Оттепель как неповиновение — страница 15 из 45

Нам важно только, чтобы работа, невзирая на это, увидела свет, – помогите мне в этом (Т. 10. С. 233).

И вот почему переправляет за рубеж всё новые и новые копии романа: в сентябре 1956 года Элен Пельтье увозит машинопись романа «Доктор Живаго» в Париж, а Георгий Катков – в Великобританию, а в феврале 1957 года очередной секретный груз добирается «до рю Фенель, парижского семейного дома Жаклин <де Пруайяр>»[205].

18

А жизнь в Москве продолжается своим чередом.

Конечно, погромыхивает. То, если доверять воспоминаниям Ирины Емельяновой, Валентин Овечкин, еще осенью 1956 года выступая перед студентами Литинститута, назовет Пастернака «мерзавцем» за то, что «роман передал за границу»[206], то в протоколе партийного собрания на киностудии «Мосфильм» 31 января 1957 года будет – в ряду других «вылазок антисоветских враждебных элементов» – упомянуто, что «не так давно писатель Пастернак написал контрреволюционный роман „Доктор Живаго“»…[207]

Но в целом… В целом, хотя и со всяческими оговорками, можно согласиться со словами Галины Нейгауз, невестки Пастернака: «Относительно мирно, однако совсем не спокойно прошли почти два года» (Т. 11. С. 562). И более того, мы должны будем признать, что дела автора «контрреволюционного романа» вплоть до середины 1957 года шли совсем не плохо. Может быть, даже лучше, чем обычно.

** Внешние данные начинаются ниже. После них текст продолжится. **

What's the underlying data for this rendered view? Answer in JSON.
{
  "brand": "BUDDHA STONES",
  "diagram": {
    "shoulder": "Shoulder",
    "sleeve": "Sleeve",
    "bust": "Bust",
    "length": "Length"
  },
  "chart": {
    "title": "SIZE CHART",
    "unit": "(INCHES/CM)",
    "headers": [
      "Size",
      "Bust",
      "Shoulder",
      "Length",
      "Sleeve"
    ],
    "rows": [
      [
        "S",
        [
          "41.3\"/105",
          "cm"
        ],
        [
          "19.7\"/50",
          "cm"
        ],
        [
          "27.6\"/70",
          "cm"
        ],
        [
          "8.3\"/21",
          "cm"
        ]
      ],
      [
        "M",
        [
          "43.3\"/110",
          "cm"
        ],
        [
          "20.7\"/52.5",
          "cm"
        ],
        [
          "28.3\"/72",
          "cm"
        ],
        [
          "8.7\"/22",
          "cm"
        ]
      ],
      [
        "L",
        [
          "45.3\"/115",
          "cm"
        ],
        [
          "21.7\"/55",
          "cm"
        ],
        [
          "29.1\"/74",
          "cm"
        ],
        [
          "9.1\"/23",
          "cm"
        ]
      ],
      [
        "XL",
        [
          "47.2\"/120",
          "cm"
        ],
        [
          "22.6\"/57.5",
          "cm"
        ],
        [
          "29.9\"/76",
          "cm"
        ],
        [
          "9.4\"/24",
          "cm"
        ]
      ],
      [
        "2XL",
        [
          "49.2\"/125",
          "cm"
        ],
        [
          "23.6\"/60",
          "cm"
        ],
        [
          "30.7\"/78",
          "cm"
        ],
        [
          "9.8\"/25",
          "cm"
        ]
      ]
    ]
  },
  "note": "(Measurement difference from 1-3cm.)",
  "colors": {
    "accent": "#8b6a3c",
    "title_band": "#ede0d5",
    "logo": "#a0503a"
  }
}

Достаточно сказать, что в дни, когда Симонов со товарищи составлял свою исповедь-отповедь, редакционный портфель «Нового мира» был буквально переполнен пастернаковскими сочинениями. Помимо романа, здесь на рассмотрении находились и автобиографический очерк «Люди и положения», и обширная подборка стихотворений. Вернее, даже две подборки, и следовало, как Пастернак в июле инструктировал Ольгу Ивинскую, «первый отдел озаглавить: Стихи из романа в прозе и дать в нем Гамлета, Землю, Осень, Объяснение, Август и Сказку», а «второй отдел назвать: Новые стихотворения и поместить в нем все стихотворения из синей тетрадки после напечатанных в „Знамени“ (следующих за „Первым снегом“» (Т. 10. С. 146).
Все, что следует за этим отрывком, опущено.